Let $A$ and $B$ be $n\times n$ matrices. Prove that null space of $A$ is a subset of null space of $B$ if and only if, row space of $B$ is a subset of the row space of $A$.
I have proved that "if row space of $B$ is a subset of the row space of $A$ then null space of $A$ is a subset of null space of $B$", but I am unable to prove the converse.
Any help will be appreciated.
Let's think about a single matrix $A$ which we are going to allow to be $m$ by $n$. We have a pairing between $n$ dimensional row vectors $a$ and $n$ dimensional column vectors $x$ by matrix multiplication; write the pairing as $(a, x)$. The null space $N(A)$ of $A$ is the set (vector space, actually) of column vectors $x$ such that $(a, x) = 0$ for all row vectors $a$ in the row space $R(A)$ of $A$.
Let's ask the question what is the "null space of the null space". That is, what are all the row vectors $b$ such that $(b, x) = 0$ for all $x \in N(A)$? Let's call this $N(N(A))$.
Proof.
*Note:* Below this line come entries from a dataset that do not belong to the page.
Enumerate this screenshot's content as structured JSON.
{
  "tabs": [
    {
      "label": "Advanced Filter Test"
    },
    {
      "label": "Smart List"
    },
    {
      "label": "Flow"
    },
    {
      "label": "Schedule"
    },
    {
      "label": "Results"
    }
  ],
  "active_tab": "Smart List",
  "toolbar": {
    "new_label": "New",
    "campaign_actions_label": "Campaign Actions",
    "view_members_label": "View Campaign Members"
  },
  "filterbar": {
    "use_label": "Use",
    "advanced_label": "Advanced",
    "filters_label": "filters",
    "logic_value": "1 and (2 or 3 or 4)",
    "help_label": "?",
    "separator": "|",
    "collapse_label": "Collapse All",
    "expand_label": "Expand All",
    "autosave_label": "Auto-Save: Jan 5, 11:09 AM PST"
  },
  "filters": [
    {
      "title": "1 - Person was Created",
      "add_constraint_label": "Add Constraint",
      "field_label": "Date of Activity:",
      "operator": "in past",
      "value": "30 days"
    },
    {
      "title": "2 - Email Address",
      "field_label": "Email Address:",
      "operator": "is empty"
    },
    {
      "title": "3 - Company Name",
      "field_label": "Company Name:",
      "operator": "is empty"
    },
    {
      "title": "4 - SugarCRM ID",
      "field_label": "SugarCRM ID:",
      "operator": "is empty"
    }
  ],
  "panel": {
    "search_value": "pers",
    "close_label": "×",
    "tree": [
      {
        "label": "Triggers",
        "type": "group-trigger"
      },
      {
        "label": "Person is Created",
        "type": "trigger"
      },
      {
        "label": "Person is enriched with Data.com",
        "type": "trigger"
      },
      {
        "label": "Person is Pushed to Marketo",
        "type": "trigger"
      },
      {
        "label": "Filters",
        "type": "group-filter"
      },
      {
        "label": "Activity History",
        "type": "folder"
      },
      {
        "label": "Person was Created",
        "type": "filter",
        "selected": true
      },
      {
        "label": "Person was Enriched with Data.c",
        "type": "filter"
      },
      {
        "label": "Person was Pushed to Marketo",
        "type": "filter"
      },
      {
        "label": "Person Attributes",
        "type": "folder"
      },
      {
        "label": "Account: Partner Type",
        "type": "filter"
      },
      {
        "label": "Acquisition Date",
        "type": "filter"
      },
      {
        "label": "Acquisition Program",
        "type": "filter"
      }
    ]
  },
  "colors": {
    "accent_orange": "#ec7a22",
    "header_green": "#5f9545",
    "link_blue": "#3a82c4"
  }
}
It is obvious that $R(A) \subseteq N(N(A))$.
We are going to apply the rank-nullity theorem, which says that $$\dim R(A) + \dim N(A) = n$$ to get the opposite inclusion. Take a row vector $b$ in $N(N(A))$. We have to show that $b \in R(A)$.
Augment $A$ by adding $b$ as an extra row; call the augmented matrix $A'$. On the one hand, the row space of $A'$ evidently contains the row space of $A$, $R(A') \supseteq R(A)$. On the other hand, since $b \in N(N(A))$, it follows that $N(A') = N(A)$; the null space hasn't gotten any smaller. But apply the rank nullity theorem to $A'$ and discover that $\dim R(A') = \dim R(A)$, which tell us that $R(A') = R(A)$; but that means that our extra row vector $b$ is in $R(A)$.
I'm going to stop here, because the proposition gives you the extra tool you need to complete the problem, but it still could be challenging to work it out.